What about what’s not in the indictment? Bragg did not cite specific statutes he will rely upon to pursue felonies. But there is nothing sneaky or underhanded about that. Bragg presented what he thought he needed to — no more and no less. Media impatience is no reason to reveal more in an indictment than he would normally do at this stage. (New York legal experts point out to me that even in the jury instructions, the prosecutor need not specify the precise crime that bumps up a charge to a felony.)
Brookings Institution’s Norman Eisen, who has written extensively on the case, tells me, “The 44-paragraph recital of the evidence is absolutely damning.” And while we may be frustrated with the lack of legal argument, he says that “there’s no legal requirement in New York for Bragg to plead with any more specificity than he has done here.”
Eisen, who served as co-counsel to the House Judiciary Committee in [the defendant’s] first impeachment hearing, adds, “There will undoubtedly be much more to come, both when [the defendant] files his inevitable bill of particulars, and as the case otherwise unfolds through the trial and pretrial process.” There is ample case law for using federal and state election law violations to bump up a records falsification case.

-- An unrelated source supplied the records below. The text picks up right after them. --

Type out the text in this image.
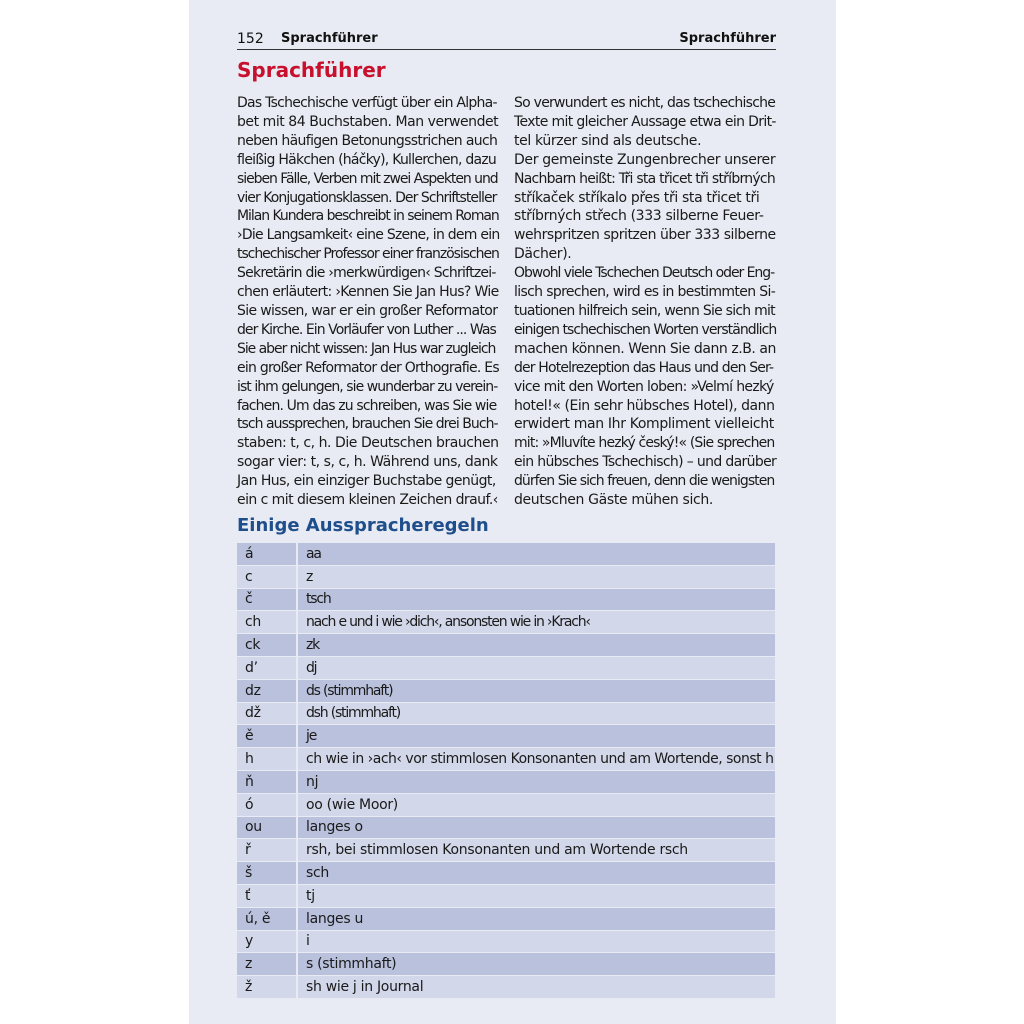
152 Sprachführer	Sprachführer
Sprachführer

Das Tschechische verfügt über ein Alpha-

bet mit 84 Buchstaben. Man verwendet

neben häufigen Betonungsstrichen auch

fleißig Häkchen (háčky), Kullerchen, dazu

sieben Fälle, Verben mit zwei Aspekten und

vier Konjugationsklassen. Der Schriftsteller

Milan Kundera beschreibt in seinem Roman

›Die Langsamkeit‹ eine Szene, in dem ein

tschechischer Professor einer französischen

Sekretärin die ›merkwürdigen‹ Schriftzei-

chen erläutert: ›Kennen Sie Jan Hus? Wie

Sie wissen, war er ein großer Reformator

der Kirche. Ein Vorläufer von Luther ... Was

Sie aber nicht wissen: Jan Hus war zugleich

ein großer Reformator der Orthografie. Es

ist ihm gelungen, sie wunderbar zu verein-

fachen. Um das zu schreiben, was Sie wie

tsch aussprechen, brauchen Sie drei Buch-

staben: t, c, h. Die Deutschen brauchen

sogar vier: t, s, c, h. Während uns, dank

Jan Hus, ein einziger Buchstabe genügt,

ein c mit diesem kleinen Zeichen drauf.‹

So verwundert es nicht, das tschechische

Texte mit gleicher Aussage etwa ein Drit-

tel kürzer sind als deutsche.

Der gemeinste Zungenbrecher unserer

Nachbarn heißt: Tři sta třicet tři stříbrných

stříkaček stříkalo přes tři sta třicet tři

stříbrných střech (333 silberne Feuer-

wehrspritzen spritzen über 333 silberne

Dächer).

Obwohl viele Tschechen Deutsch oder Eng-

lisch sprechen, wird es in bestimmten Si-

tuationen hilfreich sein, wenn Sie sich mit

einigen tschechischen Worten verständlich

machen können. Wenn Sie dann z.B. an

der Hotelrezeption das Haus und den Ser-

vice mit den Worten loben: »Velmí hezký

hotel!« (Ein sehr hübsches Hotel), dann

erwidert man Ihr Kompliment vielleicht

mit: »Mluvíte hezký český!« (Sie sprechen

ein hübsches Tschechisch) – und darüber

dürfen Sie sich freuen, denn die wenigsten

deutschen Gäste mühen sich.

Einige Ausspracheregeln
á	aa
c	z
č	tsch
ch	nach e und i wie ›dich‹, ansonsten wie in ›Krach‹
ck	zk
d’	dj
dz	ds (stimmhaft)
dž	dsh (stimmhaft)
ě	je
h	ch wie in ›ach‹ vor stimmlosen Konsonanten und am Wortende, sonst h
ň	nj
ó	oo (wie Moor)
ou	langes o
ř	rsh, bei stimmlosen Konsonanten und am Wortende rsch
š	sch
ť	tj
ú, ě	langes u
y	i
z	s (stimmhaft)
ž	sh wie j in Journal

While the complaint goes into some detail on efforts to make sure Cohen knew he was “loved” and had friends in “high places” (the defendant runs a “pressure campaign,” as the indictment titles one section), it does not specifically charge witness tampering or obstruction. But such actions speak to consciousness of guilt, an awareness that [the defendant] needed Cohen to remain quiet because he feared their scheme would become public.
At his news conference, Bragg said, “Under New York state law, it is a felony to falsify business records with intent to defraud and intent to conceal another crime. That is exactly what this case is about. Thirty-four false statements made to cover up other crimes. These are felony crimes in New York state no matter who you are.” Bragg is certainly right that these are “bread and butter” white-collar crimes routinely prosecuted. The New York Times reports, “Since Mr. Bragg took office in 2022, prosecutors have filed 117 felony counts of the charge, against 29 individuals and companies, according to data kept by the office.”

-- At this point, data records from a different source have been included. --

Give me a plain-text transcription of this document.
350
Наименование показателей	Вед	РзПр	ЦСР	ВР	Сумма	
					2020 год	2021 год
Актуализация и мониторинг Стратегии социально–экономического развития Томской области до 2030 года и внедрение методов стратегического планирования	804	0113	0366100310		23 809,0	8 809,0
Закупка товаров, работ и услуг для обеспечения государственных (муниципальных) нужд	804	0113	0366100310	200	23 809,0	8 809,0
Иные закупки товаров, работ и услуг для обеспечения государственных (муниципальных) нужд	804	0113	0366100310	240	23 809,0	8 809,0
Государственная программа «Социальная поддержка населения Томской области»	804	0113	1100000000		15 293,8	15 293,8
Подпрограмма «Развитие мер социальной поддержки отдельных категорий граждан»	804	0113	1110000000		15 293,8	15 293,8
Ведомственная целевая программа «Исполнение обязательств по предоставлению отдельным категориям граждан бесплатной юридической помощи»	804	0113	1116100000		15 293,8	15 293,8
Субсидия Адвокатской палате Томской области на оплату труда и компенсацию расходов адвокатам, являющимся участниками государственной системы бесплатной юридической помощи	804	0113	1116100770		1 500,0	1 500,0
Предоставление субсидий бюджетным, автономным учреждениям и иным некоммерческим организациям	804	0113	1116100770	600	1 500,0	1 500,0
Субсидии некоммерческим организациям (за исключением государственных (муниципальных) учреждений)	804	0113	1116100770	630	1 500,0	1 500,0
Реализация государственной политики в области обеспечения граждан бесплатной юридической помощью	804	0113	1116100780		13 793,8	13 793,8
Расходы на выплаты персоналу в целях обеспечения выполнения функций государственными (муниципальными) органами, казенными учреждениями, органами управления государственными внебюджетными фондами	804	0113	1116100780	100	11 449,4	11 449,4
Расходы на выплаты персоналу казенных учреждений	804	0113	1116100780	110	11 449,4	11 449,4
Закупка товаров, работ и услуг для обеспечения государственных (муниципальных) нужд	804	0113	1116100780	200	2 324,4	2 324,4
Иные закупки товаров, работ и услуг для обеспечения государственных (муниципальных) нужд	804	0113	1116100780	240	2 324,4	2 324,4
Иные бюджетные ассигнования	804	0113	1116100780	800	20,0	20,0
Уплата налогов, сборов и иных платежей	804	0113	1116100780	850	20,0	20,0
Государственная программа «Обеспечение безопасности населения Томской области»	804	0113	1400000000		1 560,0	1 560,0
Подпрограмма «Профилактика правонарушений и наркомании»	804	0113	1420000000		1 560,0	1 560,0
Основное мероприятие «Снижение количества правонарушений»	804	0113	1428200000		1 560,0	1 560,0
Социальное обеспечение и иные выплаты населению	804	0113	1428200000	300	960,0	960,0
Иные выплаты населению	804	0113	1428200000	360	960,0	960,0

While frustrating for the media and legal pundits, we are not likely to get more detail until pretrial motions are heard [later this year]. The judge put a protective order on the evidence, so that cannot be shared with the public. And while the judge reportedly admonished [the defendant] about threats to the prosecutor or others, he will be free to share (or not) his views and arguments — unless later subjected to a gag order…. As a criminal defendant, he cannot say everything he wants; like other defendants, if he threatens court personnel or incites violence, he’ll find himself back before the judge. (He certainly went right up to the line during remarks [in Florida], with references to the judge and his family.)
… The judge and jury won’t care how loudly [the defendant] and his cultists whine about his plight. They certainly won’t care that the media wants to find out Bragg’s legal strategy. The matter rests with the New York court — which is what equal justice under the law demands.
It matters not one bit that the defendant is being investigated by other agencies for other crimes or that millions of Americans chose to give someone like him a victory in the Electoral College. It also doesn’t matter one bit that people who think the criminal case is weak will be given a lot of publicity (controversy sells). After all these years, this guy is finally the defendant in a criminal case. Let justice be served.
PS: The indictment isn’t worth reading. The Statement of Facts that came with the indictment is much more interesting. It describes the conspiracy to sway the election.